In the Old Testament, there are two tellings of the history of Israel. On one hand, you have the Deuteronomistic History which tells the story of Israel, written to Jews in Babylonian Captivity. It is violent, full of retribution, and decidedly negative. Chronicles, on the other hand, tells another story; this time to Jews living after Babylonian Captivity (we say “post-exilic), where Judaism is getting a whole start, and being spread around the world. Thus, the text here is more hopeful and gentle with the narrative.
I think rather than thinking of these differences as editorialized storytelling, you might find yourself being more generous with the Bible if you read them as memories. The memories serve different purposes and the story is told differently for a reason. Hold that space and try to be OK with that contradiction. It will help you when you see similarly different tellings and memories of Jesus’ life in the New Testament too.

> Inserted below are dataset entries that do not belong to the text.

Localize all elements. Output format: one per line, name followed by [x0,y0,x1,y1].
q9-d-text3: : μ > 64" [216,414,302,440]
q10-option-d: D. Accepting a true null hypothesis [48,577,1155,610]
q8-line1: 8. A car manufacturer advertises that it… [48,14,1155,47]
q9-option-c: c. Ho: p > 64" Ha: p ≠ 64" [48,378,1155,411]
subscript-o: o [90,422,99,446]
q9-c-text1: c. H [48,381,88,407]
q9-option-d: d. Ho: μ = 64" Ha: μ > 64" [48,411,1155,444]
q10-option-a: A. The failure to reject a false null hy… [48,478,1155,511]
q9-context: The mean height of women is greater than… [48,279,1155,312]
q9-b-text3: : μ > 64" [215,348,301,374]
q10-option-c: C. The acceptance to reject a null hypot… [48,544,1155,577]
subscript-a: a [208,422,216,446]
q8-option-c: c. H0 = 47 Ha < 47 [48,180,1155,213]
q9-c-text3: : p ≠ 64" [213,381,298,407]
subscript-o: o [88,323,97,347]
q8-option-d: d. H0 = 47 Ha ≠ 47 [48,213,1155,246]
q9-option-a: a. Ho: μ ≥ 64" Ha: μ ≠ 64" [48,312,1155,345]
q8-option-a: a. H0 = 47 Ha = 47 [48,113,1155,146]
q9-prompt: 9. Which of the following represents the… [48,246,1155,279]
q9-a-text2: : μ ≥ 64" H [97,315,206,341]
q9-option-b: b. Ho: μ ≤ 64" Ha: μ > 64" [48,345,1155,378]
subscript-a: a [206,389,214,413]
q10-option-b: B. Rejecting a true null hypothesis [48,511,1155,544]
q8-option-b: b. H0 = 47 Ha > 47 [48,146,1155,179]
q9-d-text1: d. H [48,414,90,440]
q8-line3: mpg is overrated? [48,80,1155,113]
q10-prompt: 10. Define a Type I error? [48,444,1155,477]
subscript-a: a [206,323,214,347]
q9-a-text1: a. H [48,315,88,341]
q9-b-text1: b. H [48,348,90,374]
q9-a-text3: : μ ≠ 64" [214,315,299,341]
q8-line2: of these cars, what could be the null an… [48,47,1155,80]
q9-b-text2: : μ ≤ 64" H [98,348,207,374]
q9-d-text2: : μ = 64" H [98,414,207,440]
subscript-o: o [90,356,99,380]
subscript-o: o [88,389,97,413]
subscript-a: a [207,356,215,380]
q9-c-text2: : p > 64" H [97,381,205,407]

There is no “right” way to read the Bible
I offered some historical contextualization so that you would know that from the earliest times the Bible wasn’t read in a straightforward way that many believers try to read it in now. It’s always served a greater purpose than just relaying the facts. The Bible isn’t fake news, because it’s not “news” as we understand “news” at all. There is a greater message in the Bible, about God’s cosmic world redemption plan and how we live in it. If you take anything away from reading the Bible, may it move you toward participation in that project.
Nevertheless, there is not a “right” way to read the Bible. There isn’t a right education level. In my view, all you need is an open heart and mind, an earnestness, and the Spirit of God living in you and in community to give it a shot.
Even the historical analysis I offered above is an example of the fact that there is no right way to read the Bible. It isn’t a prescriptive way to do it. In fact, Jesus and Paul, in quoting the Old Testament, often radically take it out of context for their own purposes. I don’t often engage in such bold claims, but the benefit of seeing Jesus and Paul do it is that we should be reassured that we can read the Bible and pull an understanding from it that may not be rooted in tradition or history and that’s OK.
What’s the key? To hold to the light and take it to the community. We’re all listening to God together and that’s the group project. Some of us are more excited and available to study certain parts of the Bible extensively, and they are part of our community, but not necessarily the ones to be submitted to. We’re working this out in common. Our own experiences and needs will necessarily color how we read the Bible.
And that means there is room for everyone at the table. Literalist fundamentalist readings may be, in some sense, the plainest way to read the Bible. I don’t think that should be the only way, or the way that we impose upon everyone, but they are a valid voice in community. Their weaknesses and growth edges are curbed by other voices. We are not complete on our own, but the life of the Body helps us to be known and made whole.
If you’re nervous about getting started with the Bible, don’t be afraid of getting it wrong, don’t be afraid of not being educated enough, don’t be afraid of giving it a shot. The community will protect you. So will the assurance that we aren’t supposed to get it all at once. Have an open mind and heart. Pray God guides you and the Spirit fills you. I’ll be honest, with that framework, it’s fun as hell to read the Bible.